Für einen journalistisch sauberen Blick ist diese Unterscheidung entscheidend. Denn der Harz diskutiert nicht über irgendeinen abstrakten Zukunftsplan, sondern über konkrete Folgen im regionalen Bahnverkehr. Welche Linie kommt wann? Welche Verbindung bleibt direkt? Wo drohen zusätzliche Umstiege? Welche Infrastruktur muss vorher gebaut werden?

Der Begriff Verkehrskonzept 2030 kann deshalb als Einstieg funktionieren, muss aber eingeordnet werden. Sonst entsteht der Eindruck, als seien alle Maßnahmen bereits beschlossen, finanziert und kurzfristig umsetzbar. Genau das ist nicht der Stand.

Zwischen Ausbauversprechen und regionaler Geduld

Das SPNV-Konzept 2030+/2040+ enthält für Niedersachsen eine klare Richtung: mehr Bahnverkehr, mehr Zugkilometer, mehr Angebot. Für den Harz ist diese Richtung grundsätzlich wichtig. Doch in der Region zählt nicht nur das Ziel, sondern der Weg dorthin.

Der Südharz fordert keine Abkehr vom Ausbau. Er fordert Verlässlichkeit, bessere Erreichbarkeit und eine Planung, die die heutige Bedeutung der Verbindung nach Göttingen nicht schwächt. Genau hier entscheidet sich, ob das Verkehrskonzept 2030 im Alltag als Fortschritt wahrgenommen wird.

Der Harz braucht mehr als eine ferne Perspektive

Die Bahnzukunft im Harz ist damit noch nicht entschieden. Das SPNV-Konzept 2030+/2040+ bietet Chancen, lässt aber zentrale Fragen offen. Neue Angebote wie die RB 89 können die Region stärken, kommen nach bisherigem Stand jedoch erst im langfristigen Planungshorizont infrage.
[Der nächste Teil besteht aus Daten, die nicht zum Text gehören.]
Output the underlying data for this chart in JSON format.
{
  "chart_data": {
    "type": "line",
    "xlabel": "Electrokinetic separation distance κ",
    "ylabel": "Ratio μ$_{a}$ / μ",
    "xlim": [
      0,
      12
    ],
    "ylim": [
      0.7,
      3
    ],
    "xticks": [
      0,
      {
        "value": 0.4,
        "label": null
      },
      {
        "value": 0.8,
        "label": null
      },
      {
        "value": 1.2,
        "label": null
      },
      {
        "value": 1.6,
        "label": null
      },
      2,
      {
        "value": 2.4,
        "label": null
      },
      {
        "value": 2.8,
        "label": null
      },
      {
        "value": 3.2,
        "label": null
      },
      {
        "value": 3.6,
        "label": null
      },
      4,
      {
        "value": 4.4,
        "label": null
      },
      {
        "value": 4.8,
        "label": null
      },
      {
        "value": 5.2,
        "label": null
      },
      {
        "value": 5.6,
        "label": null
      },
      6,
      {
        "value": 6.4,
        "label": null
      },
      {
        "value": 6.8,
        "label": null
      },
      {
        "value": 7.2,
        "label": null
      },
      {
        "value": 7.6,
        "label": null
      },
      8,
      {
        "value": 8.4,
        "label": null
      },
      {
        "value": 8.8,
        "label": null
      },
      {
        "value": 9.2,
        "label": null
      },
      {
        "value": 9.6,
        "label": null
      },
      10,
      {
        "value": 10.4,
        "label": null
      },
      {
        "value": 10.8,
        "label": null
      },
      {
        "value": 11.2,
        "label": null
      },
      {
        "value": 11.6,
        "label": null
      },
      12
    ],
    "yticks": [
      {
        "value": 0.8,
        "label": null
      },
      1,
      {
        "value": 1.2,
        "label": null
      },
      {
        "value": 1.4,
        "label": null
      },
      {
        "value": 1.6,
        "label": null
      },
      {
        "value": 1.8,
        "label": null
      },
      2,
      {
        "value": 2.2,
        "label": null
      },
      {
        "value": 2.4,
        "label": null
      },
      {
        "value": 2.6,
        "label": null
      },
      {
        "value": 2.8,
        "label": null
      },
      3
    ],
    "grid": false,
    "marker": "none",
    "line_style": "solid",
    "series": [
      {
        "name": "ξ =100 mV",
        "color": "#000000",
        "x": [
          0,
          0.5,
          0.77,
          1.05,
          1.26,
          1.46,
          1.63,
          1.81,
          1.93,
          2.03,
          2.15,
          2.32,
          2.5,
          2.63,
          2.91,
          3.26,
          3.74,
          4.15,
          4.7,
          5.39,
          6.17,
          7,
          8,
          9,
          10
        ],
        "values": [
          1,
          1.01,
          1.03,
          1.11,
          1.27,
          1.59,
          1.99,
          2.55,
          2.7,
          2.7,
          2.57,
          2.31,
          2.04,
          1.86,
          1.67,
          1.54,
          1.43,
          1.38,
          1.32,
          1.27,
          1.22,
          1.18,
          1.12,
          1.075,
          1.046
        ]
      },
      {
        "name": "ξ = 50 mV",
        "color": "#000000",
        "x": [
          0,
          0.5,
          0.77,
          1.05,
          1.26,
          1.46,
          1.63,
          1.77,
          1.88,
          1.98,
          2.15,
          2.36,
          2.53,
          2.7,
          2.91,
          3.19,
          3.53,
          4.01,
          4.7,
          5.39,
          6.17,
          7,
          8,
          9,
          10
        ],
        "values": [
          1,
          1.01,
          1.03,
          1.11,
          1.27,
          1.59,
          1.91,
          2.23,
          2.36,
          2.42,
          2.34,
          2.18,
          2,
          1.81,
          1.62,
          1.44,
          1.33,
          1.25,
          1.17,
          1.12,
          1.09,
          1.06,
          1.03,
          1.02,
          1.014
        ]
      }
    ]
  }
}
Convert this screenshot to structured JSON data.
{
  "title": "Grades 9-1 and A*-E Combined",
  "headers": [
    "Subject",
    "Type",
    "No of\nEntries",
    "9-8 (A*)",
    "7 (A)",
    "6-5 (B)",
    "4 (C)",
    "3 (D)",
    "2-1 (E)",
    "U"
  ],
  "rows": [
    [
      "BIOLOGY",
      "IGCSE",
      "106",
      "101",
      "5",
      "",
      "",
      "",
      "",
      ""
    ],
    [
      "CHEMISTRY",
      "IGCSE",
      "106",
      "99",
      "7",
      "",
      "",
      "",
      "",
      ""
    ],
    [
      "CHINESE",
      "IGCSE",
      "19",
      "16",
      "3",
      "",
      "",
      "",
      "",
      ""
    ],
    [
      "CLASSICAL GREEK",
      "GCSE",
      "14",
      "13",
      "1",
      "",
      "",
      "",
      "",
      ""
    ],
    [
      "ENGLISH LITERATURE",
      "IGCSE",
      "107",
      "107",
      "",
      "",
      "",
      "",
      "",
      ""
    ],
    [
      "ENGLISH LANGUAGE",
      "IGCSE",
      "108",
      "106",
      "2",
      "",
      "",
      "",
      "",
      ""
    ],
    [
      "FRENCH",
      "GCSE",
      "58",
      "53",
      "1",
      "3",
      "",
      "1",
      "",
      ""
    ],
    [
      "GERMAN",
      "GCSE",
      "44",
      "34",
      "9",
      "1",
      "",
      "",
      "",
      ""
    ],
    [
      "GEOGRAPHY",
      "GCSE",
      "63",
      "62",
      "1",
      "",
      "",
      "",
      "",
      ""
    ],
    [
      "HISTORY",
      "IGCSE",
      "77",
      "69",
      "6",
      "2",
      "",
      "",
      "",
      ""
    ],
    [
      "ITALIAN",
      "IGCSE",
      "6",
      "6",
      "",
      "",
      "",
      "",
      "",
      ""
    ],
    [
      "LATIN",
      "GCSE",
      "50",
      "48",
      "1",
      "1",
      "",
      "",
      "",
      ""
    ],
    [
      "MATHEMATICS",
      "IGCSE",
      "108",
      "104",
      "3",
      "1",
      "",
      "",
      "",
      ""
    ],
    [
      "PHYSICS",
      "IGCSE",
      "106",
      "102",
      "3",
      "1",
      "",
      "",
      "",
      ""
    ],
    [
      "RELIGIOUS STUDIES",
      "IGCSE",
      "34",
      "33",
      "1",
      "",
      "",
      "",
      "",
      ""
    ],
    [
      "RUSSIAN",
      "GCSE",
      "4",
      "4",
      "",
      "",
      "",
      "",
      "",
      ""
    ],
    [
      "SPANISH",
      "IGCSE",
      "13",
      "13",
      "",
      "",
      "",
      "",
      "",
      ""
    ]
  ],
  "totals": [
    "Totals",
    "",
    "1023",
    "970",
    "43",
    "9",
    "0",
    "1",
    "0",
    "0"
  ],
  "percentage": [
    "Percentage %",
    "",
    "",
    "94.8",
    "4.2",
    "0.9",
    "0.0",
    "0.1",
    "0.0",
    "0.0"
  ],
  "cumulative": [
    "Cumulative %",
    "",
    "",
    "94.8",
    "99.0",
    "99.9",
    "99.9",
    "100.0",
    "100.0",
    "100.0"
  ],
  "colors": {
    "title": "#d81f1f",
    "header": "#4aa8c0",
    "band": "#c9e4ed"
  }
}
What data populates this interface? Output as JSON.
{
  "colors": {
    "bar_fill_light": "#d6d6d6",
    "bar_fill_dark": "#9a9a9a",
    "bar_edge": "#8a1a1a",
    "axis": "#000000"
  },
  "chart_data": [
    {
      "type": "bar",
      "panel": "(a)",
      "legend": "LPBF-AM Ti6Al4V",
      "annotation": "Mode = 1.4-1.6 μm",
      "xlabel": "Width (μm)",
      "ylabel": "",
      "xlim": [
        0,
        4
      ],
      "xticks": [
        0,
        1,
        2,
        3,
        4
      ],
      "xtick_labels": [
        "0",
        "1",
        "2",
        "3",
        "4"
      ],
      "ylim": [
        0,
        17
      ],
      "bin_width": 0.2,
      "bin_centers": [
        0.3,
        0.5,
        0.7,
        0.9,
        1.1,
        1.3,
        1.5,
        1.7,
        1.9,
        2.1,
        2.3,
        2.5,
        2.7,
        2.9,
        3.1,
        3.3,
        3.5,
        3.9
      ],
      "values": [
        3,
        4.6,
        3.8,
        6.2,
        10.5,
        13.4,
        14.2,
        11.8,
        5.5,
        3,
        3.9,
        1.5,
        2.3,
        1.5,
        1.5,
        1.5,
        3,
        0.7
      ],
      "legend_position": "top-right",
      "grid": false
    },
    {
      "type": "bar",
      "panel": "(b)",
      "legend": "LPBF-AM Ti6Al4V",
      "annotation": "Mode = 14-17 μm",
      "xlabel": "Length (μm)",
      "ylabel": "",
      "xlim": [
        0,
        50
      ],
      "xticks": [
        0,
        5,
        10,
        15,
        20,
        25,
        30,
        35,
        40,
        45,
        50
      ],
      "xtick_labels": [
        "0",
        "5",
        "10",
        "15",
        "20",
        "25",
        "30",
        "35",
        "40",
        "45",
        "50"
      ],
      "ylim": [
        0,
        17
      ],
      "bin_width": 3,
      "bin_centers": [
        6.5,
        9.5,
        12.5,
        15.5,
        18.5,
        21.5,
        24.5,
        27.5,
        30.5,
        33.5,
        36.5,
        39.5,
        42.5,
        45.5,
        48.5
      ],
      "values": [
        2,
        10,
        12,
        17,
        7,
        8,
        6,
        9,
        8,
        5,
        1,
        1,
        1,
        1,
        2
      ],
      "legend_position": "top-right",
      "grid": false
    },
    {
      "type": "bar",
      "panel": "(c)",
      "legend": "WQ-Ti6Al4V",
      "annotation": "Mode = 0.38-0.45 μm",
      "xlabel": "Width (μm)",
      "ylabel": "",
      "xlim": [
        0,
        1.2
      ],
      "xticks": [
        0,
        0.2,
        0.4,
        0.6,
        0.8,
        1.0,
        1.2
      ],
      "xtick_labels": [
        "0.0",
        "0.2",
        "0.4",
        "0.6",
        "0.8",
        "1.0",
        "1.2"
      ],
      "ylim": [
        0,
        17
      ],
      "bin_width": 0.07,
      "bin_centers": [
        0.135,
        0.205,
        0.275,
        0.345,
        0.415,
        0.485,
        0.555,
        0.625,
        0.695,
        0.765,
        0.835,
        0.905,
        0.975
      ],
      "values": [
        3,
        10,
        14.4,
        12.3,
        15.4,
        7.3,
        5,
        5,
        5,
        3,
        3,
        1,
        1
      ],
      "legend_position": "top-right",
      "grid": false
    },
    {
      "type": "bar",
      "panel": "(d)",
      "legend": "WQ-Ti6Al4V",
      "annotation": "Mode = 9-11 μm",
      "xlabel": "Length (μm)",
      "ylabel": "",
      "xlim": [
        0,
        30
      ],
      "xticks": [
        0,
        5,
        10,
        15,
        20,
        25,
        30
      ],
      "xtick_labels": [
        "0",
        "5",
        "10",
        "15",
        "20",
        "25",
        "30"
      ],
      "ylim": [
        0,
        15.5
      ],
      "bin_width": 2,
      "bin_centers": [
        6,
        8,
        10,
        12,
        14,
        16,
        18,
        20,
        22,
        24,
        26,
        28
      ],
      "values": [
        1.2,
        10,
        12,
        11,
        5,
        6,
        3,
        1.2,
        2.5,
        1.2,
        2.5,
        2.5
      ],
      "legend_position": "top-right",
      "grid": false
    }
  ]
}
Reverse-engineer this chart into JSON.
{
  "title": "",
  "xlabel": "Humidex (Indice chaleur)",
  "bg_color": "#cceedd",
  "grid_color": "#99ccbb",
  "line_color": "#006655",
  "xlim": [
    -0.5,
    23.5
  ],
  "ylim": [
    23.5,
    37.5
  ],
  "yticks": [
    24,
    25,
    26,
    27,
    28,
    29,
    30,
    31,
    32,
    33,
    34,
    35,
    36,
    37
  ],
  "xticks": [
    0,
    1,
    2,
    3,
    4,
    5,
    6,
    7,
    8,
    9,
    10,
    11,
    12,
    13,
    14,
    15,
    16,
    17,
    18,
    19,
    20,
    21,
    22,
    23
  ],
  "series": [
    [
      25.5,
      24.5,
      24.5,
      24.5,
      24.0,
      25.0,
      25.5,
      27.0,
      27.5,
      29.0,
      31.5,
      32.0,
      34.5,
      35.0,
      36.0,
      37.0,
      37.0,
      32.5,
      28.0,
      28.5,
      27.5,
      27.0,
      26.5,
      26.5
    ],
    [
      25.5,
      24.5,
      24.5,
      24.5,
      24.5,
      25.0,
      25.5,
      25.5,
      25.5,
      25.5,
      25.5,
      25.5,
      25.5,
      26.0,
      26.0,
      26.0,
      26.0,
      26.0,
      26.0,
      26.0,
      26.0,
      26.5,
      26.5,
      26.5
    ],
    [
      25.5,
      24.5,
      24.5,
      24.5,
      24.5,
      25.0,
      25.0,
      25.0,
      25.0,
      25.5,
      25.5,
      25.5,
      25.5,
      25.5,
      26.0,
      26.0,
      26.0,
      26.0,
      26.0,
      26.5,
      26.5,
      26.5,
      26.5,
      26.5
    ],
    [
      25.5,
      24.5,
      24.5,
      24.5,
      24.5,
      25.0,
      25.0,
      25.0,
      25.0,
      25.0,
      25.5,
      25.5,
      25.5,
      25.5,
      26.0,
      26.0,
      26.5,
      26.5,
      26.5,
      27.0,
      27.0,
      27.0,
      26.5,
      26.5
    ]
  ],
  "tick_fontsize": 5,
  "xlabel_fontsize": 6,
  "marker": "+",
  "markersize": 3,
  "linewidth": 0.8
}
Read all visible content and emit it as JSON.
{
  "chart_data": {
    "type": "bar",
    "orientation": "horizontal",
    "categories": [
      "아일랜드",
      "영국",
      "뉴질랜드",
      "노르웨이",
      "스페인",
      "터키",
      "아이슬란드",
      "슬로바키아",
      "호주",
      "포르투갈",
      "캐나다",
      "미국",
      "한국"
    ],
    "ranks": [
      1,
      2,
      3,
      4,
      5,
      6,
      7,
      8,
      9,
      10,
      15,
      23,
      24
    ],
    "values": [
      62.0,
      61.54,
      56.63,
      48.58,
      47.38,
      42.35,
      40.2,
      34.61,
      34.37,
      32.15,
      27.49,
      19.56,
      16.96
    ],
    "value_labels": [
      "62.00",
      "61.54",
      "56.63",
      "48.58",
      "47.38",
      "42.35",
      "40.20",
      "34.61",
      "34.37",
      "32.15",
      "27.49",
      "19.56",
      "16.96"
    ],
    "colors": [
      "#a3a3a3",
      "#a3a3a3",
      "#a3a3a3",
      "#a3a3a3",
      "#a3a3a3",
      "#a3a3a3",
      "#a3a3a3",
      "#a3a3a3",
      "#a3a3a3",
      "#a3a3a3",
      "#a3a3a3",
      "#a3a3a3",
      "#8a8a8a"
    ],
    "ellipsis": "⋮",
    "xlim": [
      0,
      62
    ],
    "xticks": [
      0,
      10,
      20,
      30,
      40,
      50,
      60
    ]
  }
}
Für die Kommunen im Südharz bleibt deshalb ein doppelter Auftrag: Sie müssen ihre Interessen früh in die Planung einbringen und zugleich darauf drängen, dass bestehende Direktverbindungen nicht ausgedünnt werden. Denn am Ende entscheidet nicht die Überschrift eines Konzepts über Mobilität, sondern der Fahrplan, der morgens am Bahnsteig gilt.